Behind the Data: Validation Study Tests Accuracy of Homescan Data

Nielsen Homescan data provide a wealth of information about household purchasing patterns, allowing researchers to address questions relating to the dynamics of retail food markets. Households participating in the Homescan panel use a scanner to record prices and quantities of food products purchased at a wide variety of stores. ERS and other researchers have used these data to understand consumer purchase behavior. However, some researchers question the credibility of the data since the data are self-recorded and the recording process is time consuming.

With most surveys and primary statistical samplings, it is nearly impossible to estimate the accuracy of participants’ self-recorded information. However, due to a unique data overlap, researchers were able to compare Homescan data with retail store data on consumer purchases. This analysis suggests that Homescan data contain some recording errors, but the overall accuracy seems to be in line with other commonly used economic data sets.

A challenge in comparing Homescan data with other data sources is the unique way in which Homescan data are collected. For each shopping trip, participating households record the date and store using a scanner provided by Nielsen. They then scan barcodes of the products purchased and enter the quantity of each item, whether it was bought at the regular or promotional price (such as a loyalty-card discount), and the coupon amount (if used) associated with the purchase. To lessen the time burden, Nielsen does not require households to enter prices for items bought from major supermarket chains for which Nielsen has store-level price data. Instead, Nielsen uses the chain store-level data to construct average weekly prices for the items.

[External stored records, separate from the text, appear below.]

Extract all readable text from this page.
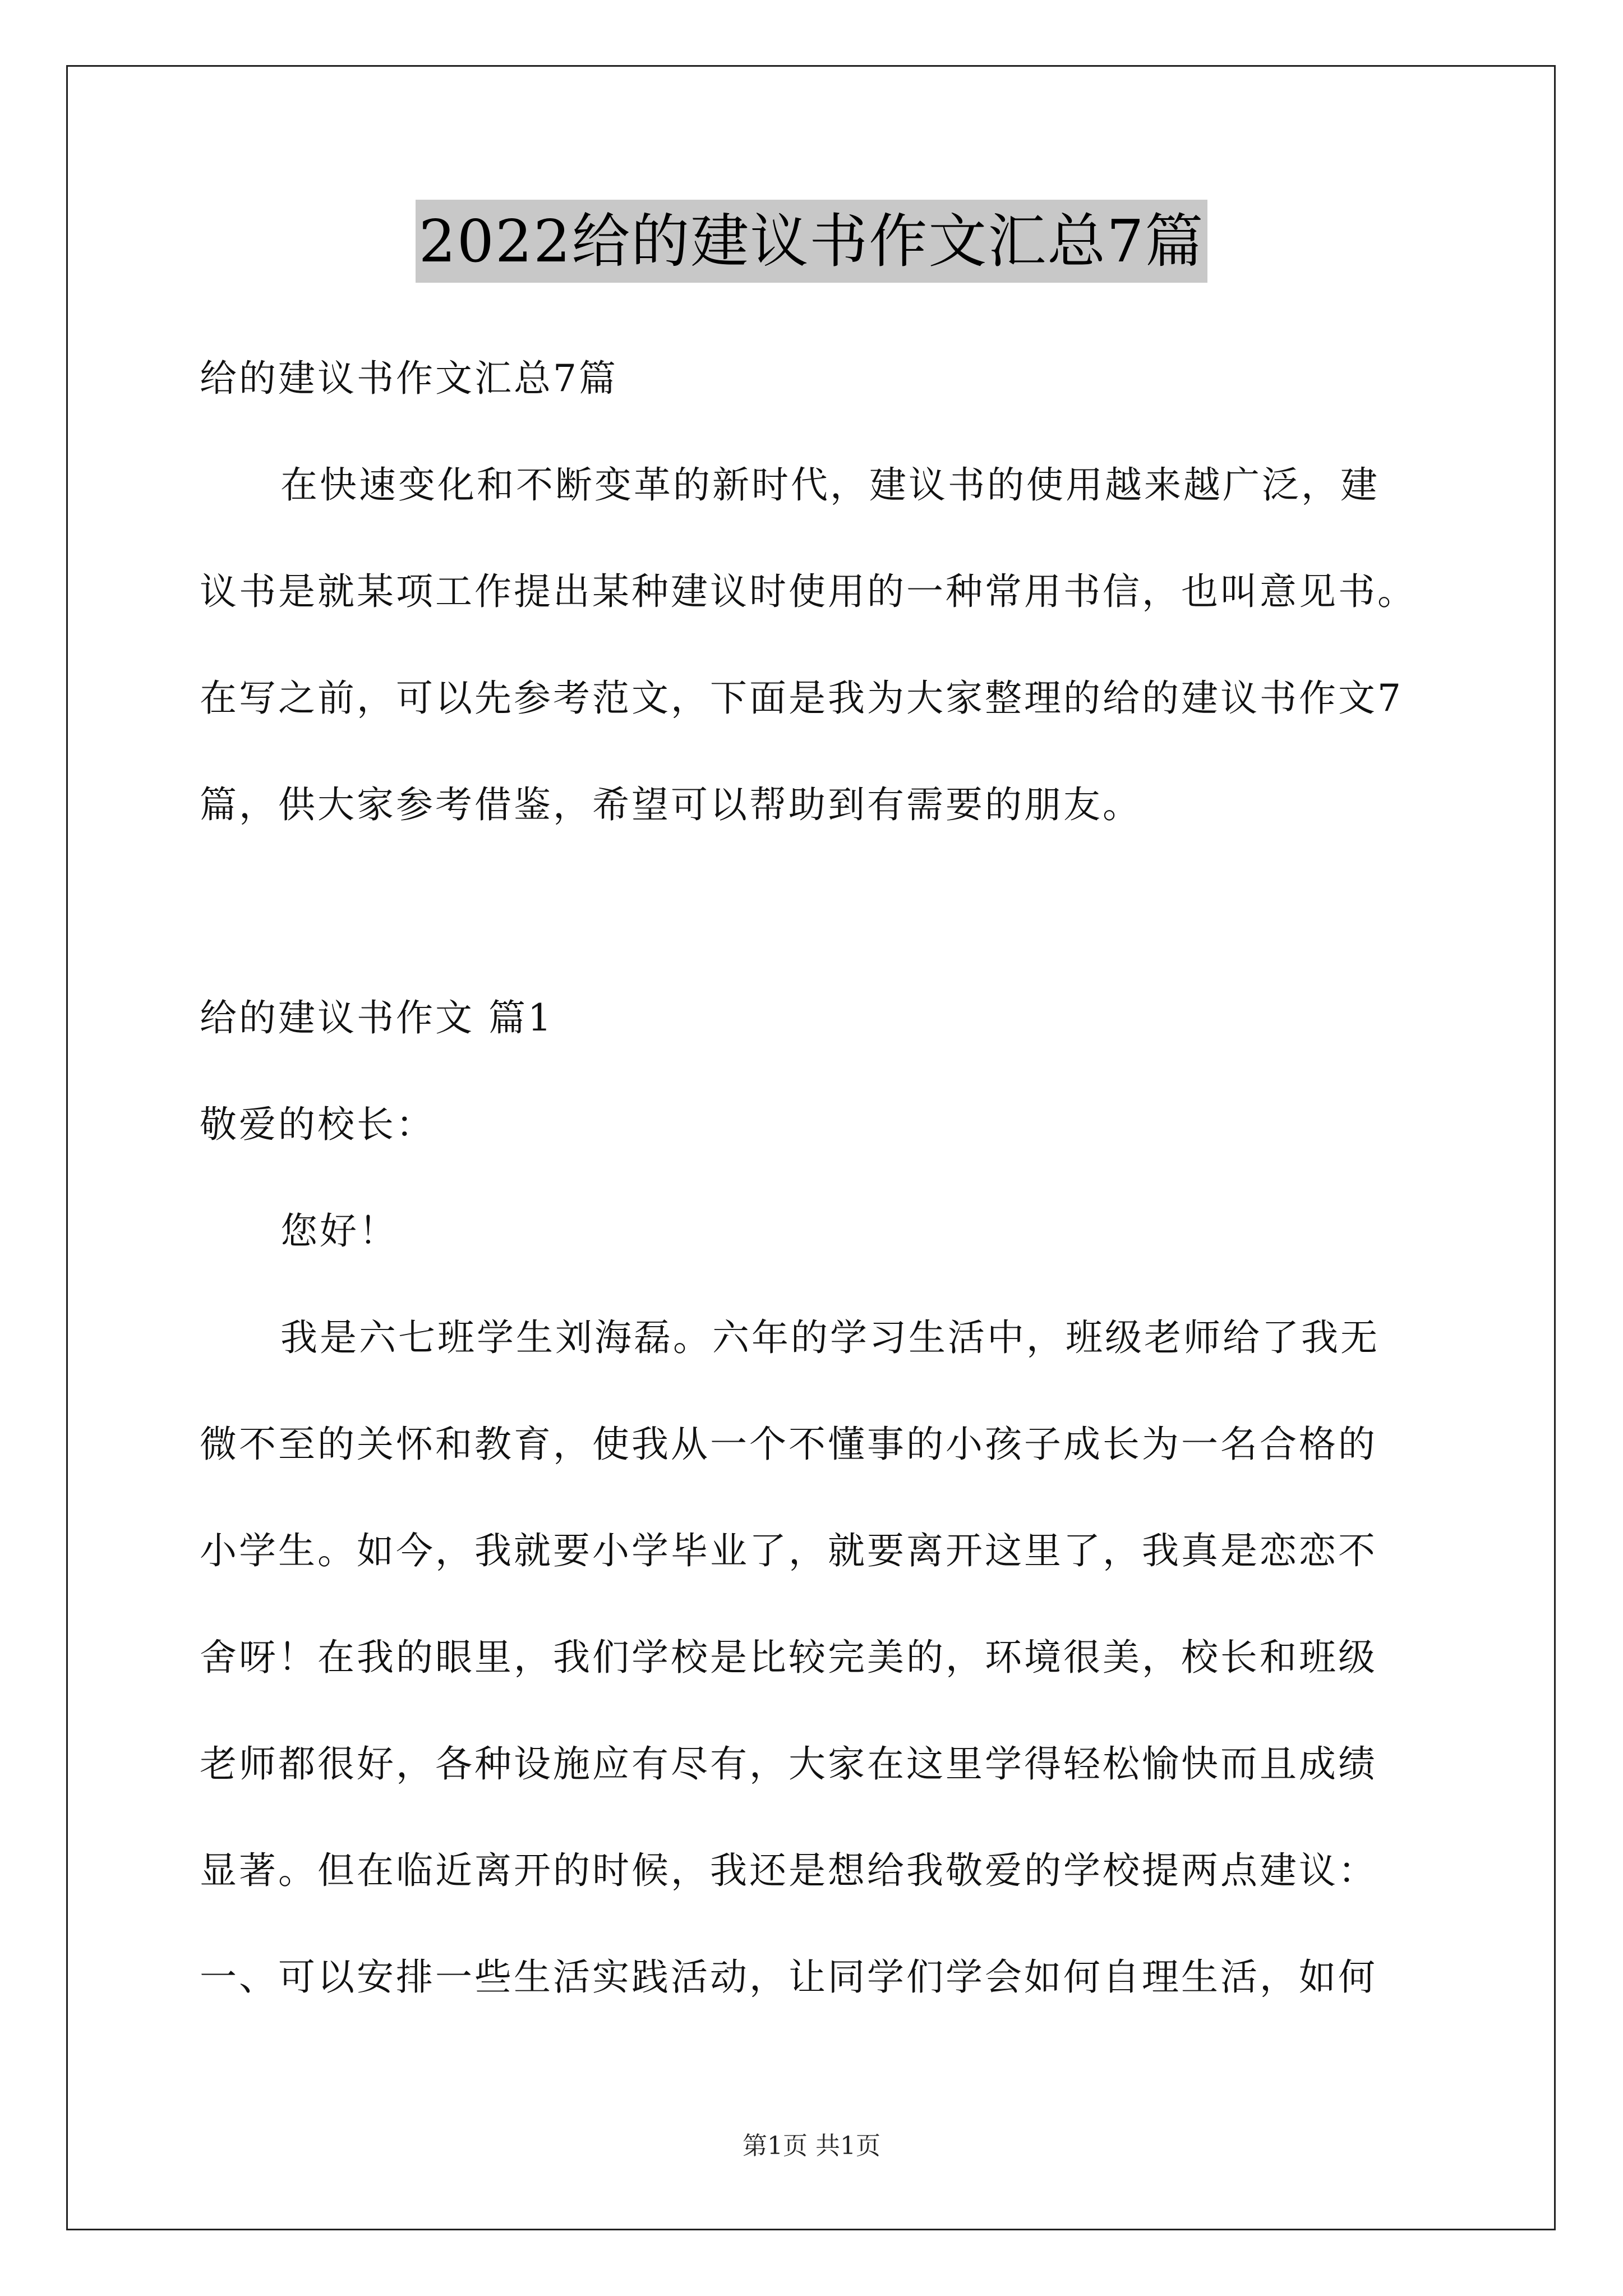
2022给的建议书作文汇总7篇
给的建议书作文汇总7篇
在快速变化和不断变革的新时代，建议书的使用越来越广泛，建
议书是就某项工作提出某种建议时使用的一种常用书信，也叫意见书。
在写之前，可以先参考范文，下面是我为大家整理的给的建议书作文7
篇，供大家参考借鉴，希望可以帮助到有需要的朋友。
给的建议书作文 篇1
敬爱的校长：
您好！
我是六七班学生刘海磊。六年的学习生活中，班级老师给了我无
微不至的关怀和教育，使我从一个不懂事的小孩子成长为一名合格的
小学生。如今，我就要小学毕业了，就要离开这里了，我真是恋恋不
舍呀！在我的眼里，我们学校是比较完美的，环境很美，校长和班级
老师都很好，各种设施应有尽有，大家在这里学得轻松愉快而且成绩
显著。但在临近离开的时候，我还是想给我敬爱的学校提两点建议：
一、可以安排一些生活实践活动，让同学们学会如何自理生活，如何
第1页 共1页
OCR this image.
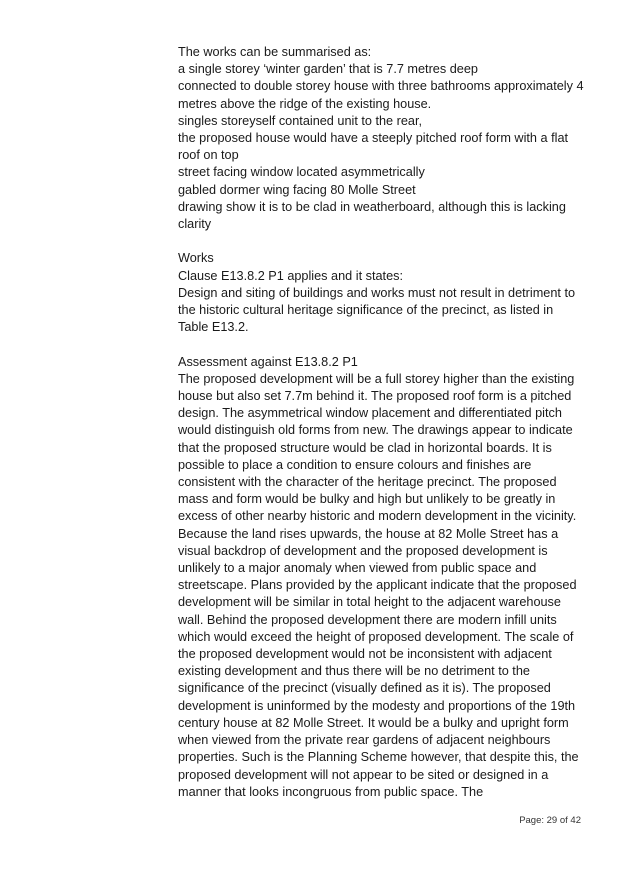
The works can be summarised as:

a single storey ‘winter garden’ that is 7.7 metres deep

connected to double storey house with three bathrooms approximately 4 metres above the ridge of the existing house.

singles storeyself contained unit to the rear,

the proposed house would have a steeply pitched roof form with a flat roof on top

street facing window located asymmetrically

gabled dormer wing facing 80 Molle Street

drawing show it is to be clad in weatherboard, although this is lacking clarity

Works

Clause E13.8.2 P1 applies and it states:

Design and siting of buildings and works must not result in detriment to the historic cultural heritage significance of the precinct, as listed in Table E13.2.

Assessment against E13.8.2 P1

The proposed development will be a full storey higher than the existing house but also set 7.7m behind it. The proposed roof form is a pitched design. The asymmetrical window placement and differentiated pitch would distinguish old forms from new. The drawings appear to indicate that the proposed structure would be clad in horizontal boards. It is possible to place a condition to ensure colours and finishes are consistent with the character of the heritage precinct. The proposed mass and form would be bulky and high but unlikely to be greatly in excess of other nearby historic and modern development in the vicinity. Because the land rises upwards, the house at 82 Molle Street has a visual backdrop of development and the proposed development is unlikely to a major anomaly when viewed from public space and streetscape. Plans provided by the applicant indicate that the proposed development will be similar in total height to the adjacent warehouse wall. Behind the proposed development there are modern infill units which would exceed the height of proposed development. The scale of the proposed development would not be inconsistent with adjacent existing development and thus there will be no detriment to the significance of the precinct (visually defined as it is). The proposed development is uninformed by the modesty and proportions of the 19th century house at 82 Molle Street. It would be a bulky and upright form when viewed from the private rear gardens of adjacent neighbours properties. Such is the Planning Scheme however, that despite this, the proposed development will not appear to be sited or designed in a manner that looks incongruous from public space. The

Page: 29 of 42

ERS and academic researchers used store checkout data from a major supermarket chain to examine the accuracy of Homescan data. A procedure was developed to match shopping trips in each data set based on the products purchased. Transactions were compared in several ways to determine the similarity of self-reported Homescan information to retailer records. There was no corresponding transaction in the retailer’s data for approximately 20 percent of food-shopping trips recorded in the Nielsen Homescan data, suggesting that the household misrecorded either the store name or the date of the shopping trip.

For shopping trips that did match, researchers analyzed which items were more likely to be missing in the Homescan trip by grouping the missed items into product categories. Two types of items were commonly missing. The first group included on-the-go consumables such as snacks or small drinks. It is likely that such items were often consumed on the way home, before the purchase could be scanned.

The second group included items in categories containing many products with distinct, yet similar Universal Product Codes (UPCs), such as different-flavored yogurts and baby foods. It is likely that individuals simply scanned one container and entered a large quantity instead of scanning each flavor (which would have a distinct UPC) separately.

The study also found that a greater share of expenditures was missed on larger trips, suggesting that scanning a large number of items at one time may have been too time consuming for the household. Overall, roughly 20 percent of the items purchased were not recorded by the Homescan panelists. The quantity of recorded items, however, was reported fairly accurately: 94 percent of the quantity information matched in the two data sets. The match for prices was lower; in almost half the cases, the two data sets did not agree. However, much of this difference can be attributed to transactions that involved promotional or other temporary sale prices. Nielsen’s practice of using store-level data as an estimate of what households actually paid—rather than recording errors by panelists—is likely the cause of the price differences in these situations. For prices that involve no promotion or temporary price reduction, there are recording errors in about 17 percent of the cases.

Do the recording errors matter? Random errors are less of an issue than if recording errors are more prevalent for certain items or types of households. Such errors could affect statistical analyses and lead to incorrect conclusions. The researchers found that certain demographic measures are more likely to lead to inconsistent results between the two data sets. For example, the study shows that age, race, education level, and male employment status affect prices paid for food differently when analyzed in Homescan versus retailers’ data. Although neither data set in this study, nor most data in general, can be 100 percent accurate in all measures, these differences imply that caution may be warranted when drawing conclusions from some research results using Homescan data.